Friday, July 27, 2018

The Basilica of Ss Peter and Paul in Agliate, Italy

The Basilica of Ss Peter and Paul in the Lombard town of Agliate was built between the mid-9th and mid-11th centuries, but owes its current appearance to significant restorations done in the 1890s. A significant amount of ancient Roman material was incorporated into the structure of the church, which has three naves, as well as the sacristy, bell-tower and detached baptistery. Thanks once again to Nicola for the pictures.

The bell-tower and baptistery on the south side of the church.
In 1578, during a pastoral visit by St Charles Borromeo, the altar in the baptistery’s apse was demolished, and a reliquary in three parts was discovered underneath it, datable to the end of the 6th or beginning of the 7th century. The external container in stone (right), decorated with palms and crosses, had inside it the very finely-made silver capsule seen here on the left, with the round chrismon on the main side, and the alpha and omega. A third container, made of glass and now lost, was inside the silver one, and contained the relics. The form of the reliquary is quite different from any other found in the region, and suggests the shape of the church of the Holy Sepulcher in Jerusalem.
The main apse of the Basilica.
The elevated sanctuary, with the crypt underneath it (accessed through the low arches on either side of the staircase that leads into the presbytery) is very typical of early medieval Italy. Very little of the church’s fresco decoration has been preserved, and that in rather poor condition.
The pulpit is a modern work of 1894, successfully imitating the style of the period when the church was originally constructed.
Part of the relics of St Blaise are kept in one of the side altars.
A late 15th-century fresco of the Madonna and Child on the wall to the right of the main altar.
A Roman capital carved with dolphins and a trident, which may have been reused from the ruins of a temple dedicated to Neptune.
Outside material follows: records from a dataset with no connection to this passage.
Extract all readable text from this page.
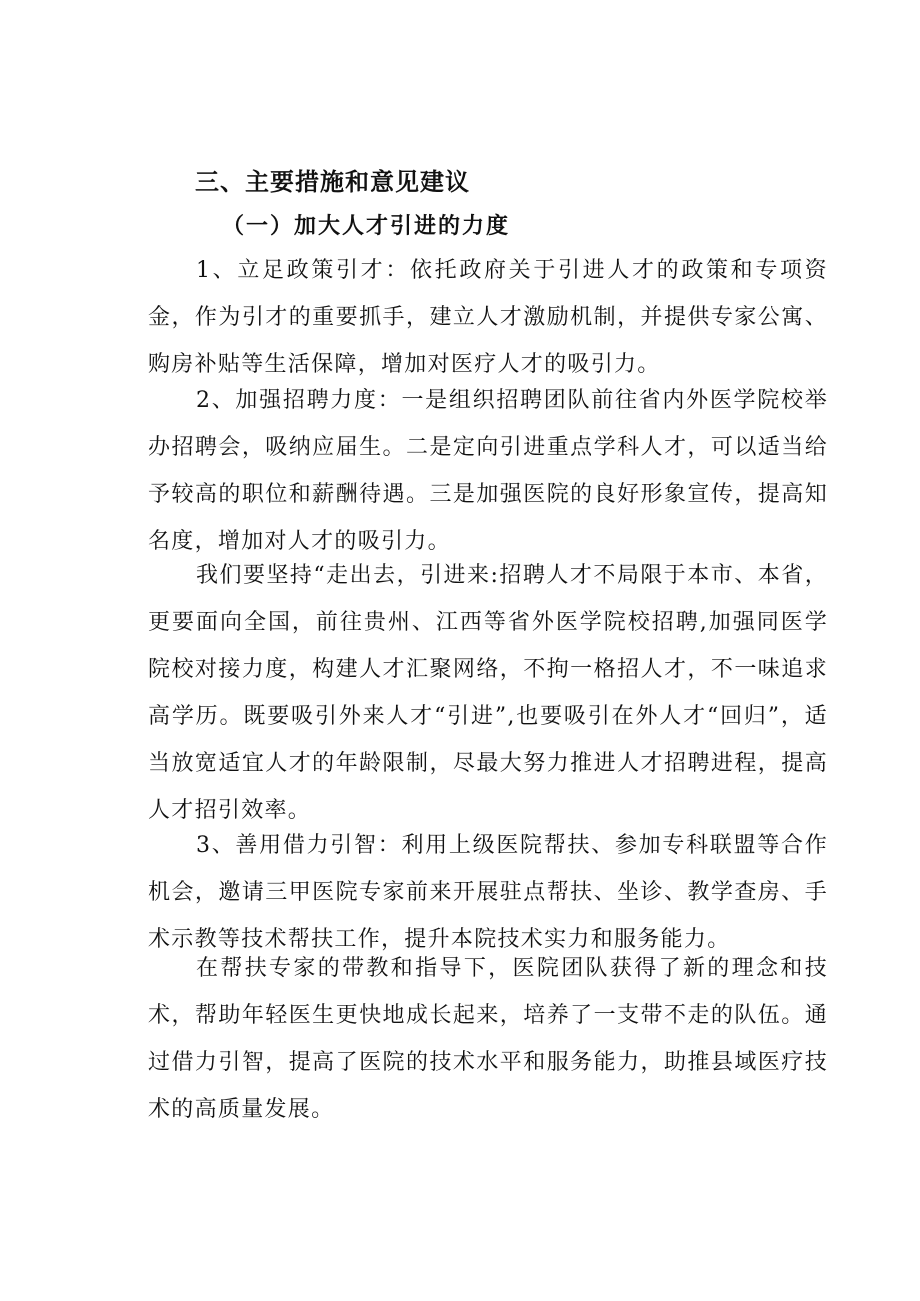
三、主要措施和意见建议
（一）加大人才引进的力度

1、立足政策引才：依托政府关于引进人才的政策和专项资金，作为引才的重要抓手，建立人才激励机制，并提供专家公寓、购房补贴等生活保障，增加对医疗人才的吸引力。

2、加强招聘力度：一是组织招聘团队前往省内外医学院校举办招聘会，吸纳应届生。二是定向引进重点学科人才，可以适当给予较高的职位和薪酬待遇。三是加强医院的良好形象宣传，提高知名度，增加对人才的吸引力。

我们要坚持“走出去，引进来:招聘人才不局限于本市、本省，更要面向全国，前往贵州、江西等省外医学院校招聘,加强同医学院校对接力度，构建人才汇聚网络，不拘一格招人才，不一味追求高学历。既要吸引外来人才“引进”,也要吸引在外人才“回归”，适当放宽适宜人才的年龄限制，尽最大努力推进人才招聘进程，提高人才招引效率。

3、善用借力引智：利用上级医院帮扶、参加专科联盟等合作机会，邀请三甲医院专家前来开展驻点帮扶、坐诊、教学查房、手术示教等技术帮扶工作，提升本院技术实力和服务能力。

在帮扶专家的带教和指导下，医院团队获得了新的理念和技术，帮助年轻医生更快地成长起来，培养了一支带不走的队伍。通过借力引智，提高了医院的技术水平和服务能力，助推县域医疗技术的高质量发展。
The high, flat walls, typical of the Ottonian period, would originally have been covered with frescoes.
A Romanesque capital in the crypt.

The baptistery stands on the south side of the church; the structure has nine sides, two of which are united in the lower part to form a large apse. Here, more of the fresco work from two different periods is preserved, and in better condition.
The ancient font.
The apse where the reliquary mentioned above was found.
A 15th-century fresco of the hermit St Onuphrius.
15th-century frescos of St Blaise and the Madonna and Child.
A palimpsest fresco; the Madonna and Child above, and the Apostles Andrew and James below, were painted in the 14th century, covering the original layer of fresco, which is now partially exposed as pieces of the newer layer have fallen off.
Some of the original frescos from the time of the baptistery’s construction in the 11th century. The scene over the apse was that of the Baptism of Christ.
Angels coming to attend Christ.
The Calling of Ss Peter and Andrew.
A Deposition of the 14th century, in the style of Giotto.
A paleochristian funerary stone, of “the reader Albinus”.